A seca corre pelo vale do Jequitinhonha e Mucuri

Rio Jequitinhonha, ícone de uma região rica em cultura mas carente economicamente, exibe efeitos da sede de seus afluentes. Muitos agora só correm na chuva. Outros apenas sumiram


postado em 12/07/2012 06:00 / atualizado em 12/07/2012 07:20

E a ponte virou viaduto: em Salinas, onde passava o rio, hoje ficou só a areia que um dia foi trazida pela água (foto: Fotos: Luiz Ribeiro/EM/D.A PRESS)
E a ponte virou viaduto: em Salinas, onde passava o rio, hoje ficou só a areia que um dia foi trazida pela água (foto: Fotos: Luiz Ribeiro/EM/D.A PRESS)
 


Diamantina, Coronel Murta, Araçuaí e Virgem da Lapa – O Rio Jequitinhonha empresta sua riqueza em forma líquida irrigando uma das regiões mais secas do estado e uma das mais pobre do país. Por isso, é vital para os 72 municípios da bacia, uma população estimada em 800 mil pessoas. Apesar disso o rio, um ícone da região que transpira cultura, tornou-se doente há décadas, envenenado por garimpos ilegais e extração de areia. Com a construção da   hidrelétrica de Irapé, inaugurada em 2006, a vazão melhorou. Mas o aspecto positivo se restringe ao leito principal. No restante da bacia, dezenas de pequenos rios e córregos que eram perenes hoje só correm quando chove. Muitos sequer existem mais. Dos que resistem, muitos estão contaminados por esgoto doméstico e lixo.

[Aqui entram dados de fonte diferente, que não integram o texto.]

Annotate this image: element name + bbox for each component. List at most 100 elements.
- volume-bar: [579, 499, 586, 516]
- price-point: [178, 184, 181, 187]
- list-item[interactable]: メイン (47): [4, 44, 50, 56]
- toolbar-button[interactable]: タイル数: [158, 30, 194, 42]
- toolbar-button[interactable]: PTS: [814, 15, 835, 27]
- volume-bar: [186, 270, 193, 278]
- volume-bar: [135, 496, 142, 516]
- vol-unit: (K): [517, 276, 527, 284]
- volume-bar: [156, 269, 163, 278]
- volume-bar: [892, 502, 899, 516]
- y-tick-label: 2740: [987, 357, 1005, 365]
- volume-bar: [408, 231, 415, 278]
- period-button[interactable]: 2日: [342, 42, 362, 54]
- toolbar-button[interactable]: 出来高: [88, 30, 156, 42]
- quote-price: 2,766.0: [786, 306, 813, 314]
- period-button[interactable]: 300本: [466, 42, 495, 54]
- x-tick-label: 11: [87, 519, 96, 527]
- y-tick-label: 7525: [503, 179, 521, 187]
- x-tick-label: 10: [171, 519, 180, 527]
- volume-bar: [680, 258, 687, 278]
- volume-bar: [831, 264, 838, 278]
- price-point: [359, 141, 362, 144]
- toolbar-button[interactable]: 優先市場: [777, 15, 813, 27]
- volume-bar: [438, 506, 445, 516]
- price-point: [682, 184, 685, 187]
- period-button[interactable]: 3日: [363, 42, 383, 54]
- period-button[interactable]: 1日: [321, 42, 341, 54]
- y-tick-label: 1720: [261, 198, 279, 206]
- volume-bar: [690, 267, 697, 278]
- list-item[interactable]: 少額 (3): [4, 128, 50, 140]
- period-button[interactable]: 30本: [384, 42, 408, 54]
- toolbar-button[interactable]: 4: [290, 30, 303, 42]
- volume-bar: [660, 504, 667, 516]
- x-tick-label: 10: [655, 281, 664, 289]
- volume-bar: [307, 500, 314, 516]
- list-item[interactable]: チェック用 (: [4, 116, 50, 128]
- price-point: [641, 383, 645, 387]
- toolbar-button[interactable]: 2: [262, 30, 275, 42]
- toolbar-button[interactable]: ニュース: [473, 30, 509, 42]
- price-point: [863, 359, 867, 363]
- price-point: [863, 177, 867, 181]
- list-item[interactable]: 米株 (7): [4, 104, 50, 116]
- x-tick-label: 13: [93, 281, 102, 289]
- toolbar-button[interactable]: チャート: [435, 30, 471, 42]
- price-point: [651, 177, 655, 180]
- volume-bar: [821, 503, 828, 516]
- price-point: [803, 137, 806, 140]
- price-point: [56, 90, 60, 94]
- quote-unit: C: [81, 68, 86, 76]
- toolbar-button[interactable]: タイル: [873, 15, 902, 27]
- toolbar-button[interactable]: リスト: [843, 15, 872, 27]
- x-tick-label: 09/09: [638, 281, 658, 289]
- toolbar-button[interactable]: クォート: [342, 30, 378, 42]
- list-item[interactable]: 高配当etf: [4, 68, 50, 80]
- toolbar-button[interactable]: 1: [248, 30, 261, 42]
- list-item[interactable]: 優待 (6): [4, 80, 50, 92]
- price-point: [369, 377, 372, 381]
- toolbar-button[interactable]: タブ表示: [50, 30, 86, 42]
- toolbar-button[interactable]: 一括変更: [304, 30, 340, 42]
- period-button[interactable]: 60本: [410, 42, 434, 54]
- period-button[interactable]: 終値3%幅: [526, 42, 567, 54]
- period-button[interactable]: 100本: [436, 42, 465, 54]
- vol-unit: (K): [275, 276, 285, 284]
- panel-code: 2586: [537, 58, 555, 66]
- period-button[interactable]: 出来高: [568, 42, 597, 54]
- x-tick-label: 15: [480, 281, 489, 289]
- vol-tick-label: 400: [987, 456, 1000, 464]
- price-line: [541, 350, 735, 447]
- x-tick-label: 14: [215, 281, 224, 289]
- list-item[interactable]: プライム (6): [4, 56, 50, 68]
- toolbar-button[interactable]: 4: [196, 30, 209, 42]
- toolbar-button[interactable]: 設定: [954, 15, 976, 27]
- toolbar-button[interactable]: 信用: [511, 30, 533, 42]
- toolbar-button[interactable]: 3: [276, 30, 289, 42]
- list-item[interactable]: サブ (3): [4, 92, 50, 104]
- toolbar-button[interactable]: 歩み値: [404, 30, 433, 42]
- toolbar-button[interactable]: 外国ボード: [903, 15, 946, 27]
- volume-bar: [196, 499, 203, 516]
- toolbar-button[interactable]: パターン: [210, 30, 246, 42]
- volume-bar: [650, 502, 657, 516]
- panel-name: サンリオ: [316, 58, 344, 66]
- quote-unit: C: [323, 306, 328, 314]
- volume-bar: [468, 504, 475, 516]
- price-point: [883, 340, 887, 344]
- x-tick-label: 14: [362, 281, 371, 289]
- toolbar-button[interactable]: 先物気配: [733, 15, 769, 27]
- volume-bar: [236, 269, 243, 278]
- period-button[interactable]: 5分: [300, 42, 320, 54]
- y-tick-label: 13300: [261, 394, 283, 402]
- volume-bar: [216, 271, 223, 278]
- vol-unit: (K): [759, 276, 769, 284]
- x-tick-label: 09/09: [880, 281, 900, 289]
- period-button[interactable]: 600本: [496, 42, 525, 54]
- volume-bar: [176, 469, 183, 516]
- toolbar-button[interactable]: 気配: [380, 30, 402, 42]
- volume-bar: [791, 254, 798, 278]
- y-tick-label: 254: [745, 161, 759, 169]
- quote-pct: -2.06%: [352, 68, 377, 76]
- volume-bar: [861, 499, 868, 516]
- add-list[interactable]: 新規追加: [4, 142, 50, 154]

Ao percorrer a bacia, a equipe do Estado de Minas se deparou com casas abandonadas em vários pontos da zona rural, denunciando um êxodo que também é conseqüência do desaparecimento dos rios e córregos. “À medida que acabam os cursos d’água, cresce a saída de pessoas para o corte de cana no interior de São Paulo e colheita de café no Sul de Minas. Sem água, não tem como sobreviver”, afirma o técnico José Humberto Limo, extensionista da Emater em Araçuaí. Segundo ele, estudos apontam que mais de 70 córregos e pequenos rios já desapareceram no vale em três décadas. As causas são variadas: assoreamento, queimadas, monocultura de eucalipto no Alto Jequitinhonha, desmatamento para plantio de capim e destruição das matas ciliares.

O Rio Araçuaí, maior afluente do Jequitinhonha, é o retrato de algumas dessas agressões e está ameaçado pelas dragas da extração de areia, pelo lançamento de esgoto e pelo lixo jogado nas suas margens, como ocorre no município que divide com o rio seu nome e seus detritos. Uma situação agravada pelo fato de muitos tributários simplesmente terem desaparecido. Um deles é o Córrego São Domingos, que atravessa a área urbana de Virgem da Lapa. Ali, uma grande ponte revela que um dia o São Domingos correu forte. Hoje, a travessia virou viaduto: debaixo dela sobrou um imenso leito seco. Onde falta água, agora sobra lixo. “Por causa do cultivo do eucalipto, desmataram áreas perto da nascente. Acabaram com a biodiversidade e com a água”, afirma o empresário Charles Ursine, que luta pela revitalização do curso d’água.

O último levantamento do Instituto Mineiro de Gestão das Águas (Igam), de 2011, mostra que o Índice de Qualidade das Águas (IQA) bom do Jequitinhonha caiu de 50% para 42% desde o ano anterior, enquanto o médio subiu de 40% para 49%. As amostras ruins passaram de 10% para 8% e o índice muito ruim, inexistente em 2010, passou a marcar 1%.

Segundo a gerente de Monitoramento Hidromeorológico do Igam, Wanderlene Fereira Nacif, os fatores que mais contribuíram para os índices foram o lançamento de esgoto e o mau uso do solo. A barragem de Irapé contribuiu para aumentar a vazão do Jequitinhonha e facilitou o trabalho de um grupo de mulheres que integram o cenário do rio: as lavadeiras. Uma delas é  Maria Rita de Jesus, de 57, que ganha R$ 15 por trouxa lavada e confirma ter percebido a mudança.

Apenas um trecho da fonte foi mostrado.